Big Projects: Russian soybeans replace US source for Chinese
After a dramatic reduction in China's imports of soybean from the United States due to the trade frictions, Russia with its vast, arable fields quickly stepped in, offering Chinese buyers more value for money. CGTN's Aljosa Milenkovic reports.
Some 50 kilometers southeast of Blagoveschensk, the capital of Russia's Amur Region, is the small village of Razdolynoe. It is special because it has continued traditional Soviet-style collective farming with 21st-century practices 30 years after the Soviet Union's collapse. The Partizan collective farm was founded back in 1930. Since then, it has been led by only three directors. With current one, Viktor Silohin at the helm, Partizan grew into a modern producer of ecologically clean grains that annually delivers over 70,000 tons of crops. It has more than 80 combine harvesters, dozens of heavy tractors, as well as livestock farms. It also employs over 400 workers. But Partizan's main trump card is soybeans.
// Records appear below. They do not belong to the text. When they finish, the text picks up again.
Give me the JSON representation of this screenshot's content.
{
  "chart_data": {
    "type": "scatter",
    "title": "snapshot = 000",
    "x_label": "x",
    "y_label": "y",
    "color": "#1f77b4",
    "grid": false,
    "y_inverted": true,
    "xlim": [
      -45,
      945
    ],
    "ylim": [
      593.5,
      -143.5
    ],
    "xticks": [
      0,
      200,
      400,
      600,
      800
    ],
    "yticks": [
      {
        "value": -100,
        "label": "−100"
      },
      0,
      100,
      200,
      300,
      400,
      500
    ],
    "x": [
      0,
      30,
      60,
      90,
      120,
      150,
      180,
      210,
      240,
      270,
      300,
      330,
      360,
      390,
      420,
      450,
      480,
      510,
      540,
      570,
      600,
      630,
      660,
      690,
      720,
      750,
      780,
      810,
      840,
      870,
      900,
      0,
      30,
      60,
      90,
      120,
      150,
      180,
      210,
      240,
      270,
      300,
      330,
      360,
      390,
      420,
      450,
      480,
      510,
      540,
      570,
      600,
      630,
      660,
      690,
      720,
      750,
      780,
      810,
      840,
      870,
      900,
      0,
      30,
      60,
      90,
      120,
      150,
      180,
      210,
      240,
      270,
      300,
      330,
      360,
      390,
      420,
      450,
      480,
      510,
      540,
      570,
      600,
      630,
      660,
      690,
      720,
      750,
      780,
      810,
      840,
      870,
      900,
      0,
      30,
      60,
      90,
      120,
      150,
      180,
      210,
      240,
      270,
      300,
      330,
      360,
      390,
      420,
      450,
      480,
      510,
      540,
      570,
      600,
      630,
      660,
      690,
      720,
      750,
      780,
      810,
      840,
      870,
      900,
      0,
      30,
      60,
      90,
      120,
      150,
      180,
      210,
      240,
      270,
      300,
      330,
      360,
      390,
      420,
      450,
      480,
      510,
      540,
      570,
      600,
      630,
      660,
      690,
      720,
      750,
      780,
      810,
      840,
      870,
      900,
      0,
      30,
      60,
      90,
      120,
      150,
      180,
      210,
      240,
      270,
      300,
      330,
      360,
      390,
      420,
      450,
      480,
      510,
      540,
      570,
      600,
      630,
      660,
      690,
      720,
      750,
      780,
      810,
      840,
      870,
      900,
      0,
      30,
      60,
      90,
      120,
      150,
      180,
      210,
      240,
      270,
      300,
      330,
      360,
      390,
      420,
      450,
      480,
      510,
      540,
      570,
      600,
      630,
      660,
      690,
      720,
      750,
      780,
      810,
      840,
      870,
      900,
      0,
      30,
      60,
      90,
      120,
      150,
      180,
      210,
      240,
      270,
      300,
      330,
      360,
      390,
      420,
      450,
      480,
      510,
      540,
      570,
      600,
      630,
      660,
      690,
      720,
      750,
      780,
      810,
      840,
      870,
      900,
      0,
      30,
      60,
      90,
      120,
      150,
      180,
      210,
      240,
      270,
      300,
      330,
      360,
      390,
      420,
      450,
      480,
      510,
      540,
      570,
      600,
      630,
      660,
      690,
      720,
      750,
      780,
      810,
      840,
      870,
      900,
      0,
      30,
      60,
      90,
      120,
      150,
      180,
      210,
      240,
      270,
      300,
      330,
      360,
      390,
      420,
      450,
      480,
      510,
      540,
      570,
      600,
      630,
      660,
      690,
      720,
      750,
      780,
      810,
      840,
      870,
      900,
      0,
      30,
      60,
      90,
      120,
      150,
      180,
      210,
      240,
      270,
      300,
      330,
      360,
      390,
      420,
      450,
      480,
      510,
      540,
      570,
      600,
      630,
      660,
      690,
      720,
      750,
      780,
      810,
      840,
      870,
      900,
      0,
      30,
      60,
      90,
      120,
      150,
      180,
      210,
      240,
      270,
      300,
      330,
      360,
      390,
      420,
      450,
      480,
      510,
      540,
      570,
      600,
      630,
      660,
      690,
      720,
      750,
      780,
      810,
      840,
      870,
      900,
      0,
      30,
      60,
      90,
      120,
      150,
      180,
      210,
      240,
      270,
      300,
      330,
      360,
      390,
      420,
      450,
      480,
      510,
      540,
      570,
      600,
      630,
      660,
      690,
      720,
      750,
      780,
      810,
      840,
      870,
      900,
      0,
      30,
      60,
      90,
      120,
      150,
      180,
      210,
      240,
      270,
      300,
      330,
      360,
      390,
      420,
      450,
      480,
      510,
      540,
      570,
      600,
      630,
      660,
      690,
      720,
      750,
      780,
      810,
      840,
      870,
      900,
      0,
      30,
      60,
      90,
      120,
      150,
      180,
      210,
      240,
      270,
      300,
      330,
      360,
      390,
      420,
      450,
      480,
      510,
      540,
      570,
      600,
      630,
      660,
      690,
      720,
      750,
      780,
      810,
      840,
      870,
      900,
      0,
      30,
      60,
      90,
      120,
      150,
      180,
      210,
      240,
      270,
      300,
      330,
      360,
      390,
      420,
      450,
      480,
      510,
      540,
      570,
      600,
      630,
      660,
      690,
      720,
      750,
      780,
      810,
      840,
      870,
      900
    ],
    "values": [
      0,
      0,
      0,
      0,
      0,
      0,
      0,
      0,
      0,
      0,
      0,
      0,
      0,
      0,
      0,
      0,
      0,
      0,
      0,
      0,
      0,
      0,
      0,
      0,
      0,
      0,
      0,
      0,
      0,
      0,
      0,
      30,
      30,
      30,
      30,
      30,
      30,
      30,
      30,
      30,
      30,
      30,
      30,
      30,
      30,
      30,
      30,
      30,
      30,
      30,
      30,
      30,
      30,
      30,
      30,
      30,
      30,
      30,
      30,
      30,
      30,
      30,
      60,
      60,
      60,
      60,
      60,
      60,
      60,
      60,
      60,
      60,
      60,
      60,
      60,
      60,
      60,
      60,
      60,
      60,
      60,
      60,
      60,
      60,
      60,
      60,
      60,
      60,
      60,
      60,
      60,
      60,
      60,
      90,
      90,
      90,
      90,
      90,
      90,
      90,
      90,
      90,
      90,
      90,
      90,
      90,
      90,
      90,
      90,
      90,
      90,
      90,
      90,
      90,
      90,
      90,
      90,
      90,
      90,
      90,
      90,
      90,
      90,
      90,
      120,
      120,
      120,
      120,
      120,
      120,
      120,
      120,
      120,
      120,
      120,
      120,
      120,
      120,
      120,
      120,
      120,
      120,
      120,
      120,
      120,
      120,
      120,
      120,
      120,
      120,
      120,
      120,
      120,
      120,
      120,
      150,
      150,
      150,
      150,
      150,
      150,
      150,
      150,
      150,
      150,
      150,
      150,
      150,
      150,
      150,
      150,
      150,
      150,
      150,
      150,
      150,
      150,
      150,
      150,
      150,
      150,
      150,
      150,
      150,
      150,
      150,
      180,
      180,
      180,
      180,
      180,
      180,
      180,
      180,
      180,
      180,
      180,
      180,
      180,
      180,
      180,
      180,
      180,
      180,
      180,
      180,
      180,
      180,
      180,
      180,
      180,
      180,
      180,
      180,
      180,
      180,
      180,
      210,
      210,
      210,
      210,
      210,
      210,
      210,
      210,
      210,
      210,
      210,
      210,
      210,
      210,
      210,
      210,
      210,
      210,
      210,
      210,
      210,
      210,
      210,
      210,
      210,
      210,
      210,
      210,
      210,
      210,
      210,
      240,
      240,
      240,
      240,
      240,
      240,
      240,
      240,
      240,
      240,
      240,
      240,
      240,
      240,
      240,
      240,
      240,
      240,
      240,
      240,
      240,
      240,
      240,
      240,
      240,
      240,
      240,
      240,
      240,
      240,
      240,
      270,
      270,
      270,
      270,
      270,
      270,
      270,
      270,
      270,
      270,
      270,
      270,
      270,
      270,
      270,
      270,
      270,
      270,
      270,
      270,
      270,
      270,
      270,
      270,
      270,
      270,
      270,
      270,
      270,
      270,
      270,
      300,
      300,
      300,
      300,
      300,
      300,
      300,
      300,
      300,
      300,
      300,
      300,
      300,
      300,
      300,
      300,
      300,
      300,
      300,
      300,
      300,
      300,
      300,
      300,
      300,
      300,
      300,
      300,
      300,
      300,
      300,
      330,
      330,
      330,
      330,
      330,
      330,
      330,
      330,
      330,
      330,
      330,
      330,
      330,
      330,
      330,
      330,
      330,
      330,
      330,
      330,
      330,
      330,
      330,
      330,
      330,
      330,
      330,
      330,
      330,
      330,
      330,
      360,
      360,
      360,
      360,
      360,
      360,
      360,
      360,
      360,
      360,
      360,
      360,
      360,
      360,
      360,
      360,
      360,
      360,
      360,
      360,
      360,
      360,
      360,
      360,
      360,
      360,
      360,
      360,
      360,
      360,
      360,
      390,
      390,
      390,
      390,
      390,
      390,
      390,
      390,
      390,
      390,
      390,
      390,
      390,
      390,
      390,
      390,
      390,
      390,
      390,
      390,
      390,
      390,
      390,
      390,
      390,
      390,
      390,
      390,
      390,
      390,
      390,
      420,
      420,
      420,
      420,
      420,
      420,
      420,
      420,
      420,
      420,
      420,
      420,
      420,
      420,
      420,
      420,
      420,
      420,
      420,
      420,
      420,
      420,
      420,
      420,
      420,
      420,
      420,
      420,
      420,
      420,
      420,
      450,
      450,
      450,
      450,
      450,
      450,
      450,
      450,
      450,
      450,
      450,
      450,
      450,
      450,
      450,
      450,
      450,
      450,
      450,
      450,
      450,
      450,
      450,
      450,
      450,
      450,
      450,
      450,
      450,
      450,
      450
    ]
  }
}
ALJOSA MILENKOVIC RAZDOLYNOE "This entire area is now covered in snow. But in spring, it will turn into colorful fields of soybeans -- the Partizan collective farm's main source of income and one of the strongest export products in the entire region."
Due to the US-China trade war, buyers from neighboring Chinese towns have flocked to Russias Amur Region, clearing out all their soybean stocks. And demand is expected to rapidly grow after the completion of two new bridges over the Amur River, which will link the region with neighboring China.
VIKTOR SILOHIN GENERAL DIRECTOR, PARTIZAN AGROCOMPANY "The government's duty here in the Amur Region is to increase soybean production for China. China demands a lot of it from us because our soybeans don't contain GMOs. We do not also use any GMO products and that's why the quality of our crops is good. We apply all the regular treatments. The demand for our crops is significant."
From the 41,000 tons of soybeans that Partizan produced in 2018, this is all that remains. And a buyer will soon to come, clear out the remaining stocks. One of their customers is ANK, a local export company based in Blagoveschensk. They do not only export soybeans but also process them into soybean oil – all for export to China. Demand is far exceeding production, so they've decided to expand.
STEPAN INYUTOCHKIN EXECUTIVE DIRECTOR, SOYA ANK "In the beginning, we had plans to increase our production capacity twofold to 150 thousand tons of soybeans per year. And it'll happen by the end of the next year. Aside from that, the Chinese market is beginning to appreciate eco-friendlier products and our soybean oil is without any GMOs. This is why the demand for our products is very high, not just in China, but in other Asian countries as well."
Due to a lack of reliable transportation links with China, suppliers can only send their goods across the river for nine months a year. As the two bridges near completion and with both sides eager to further their collaboration, companies in the Amur region, like Partizan and ANK, can look forward to a brighter future. Aljosa Milenkovic, CGTN, Razdolynoe Village, Amur Region.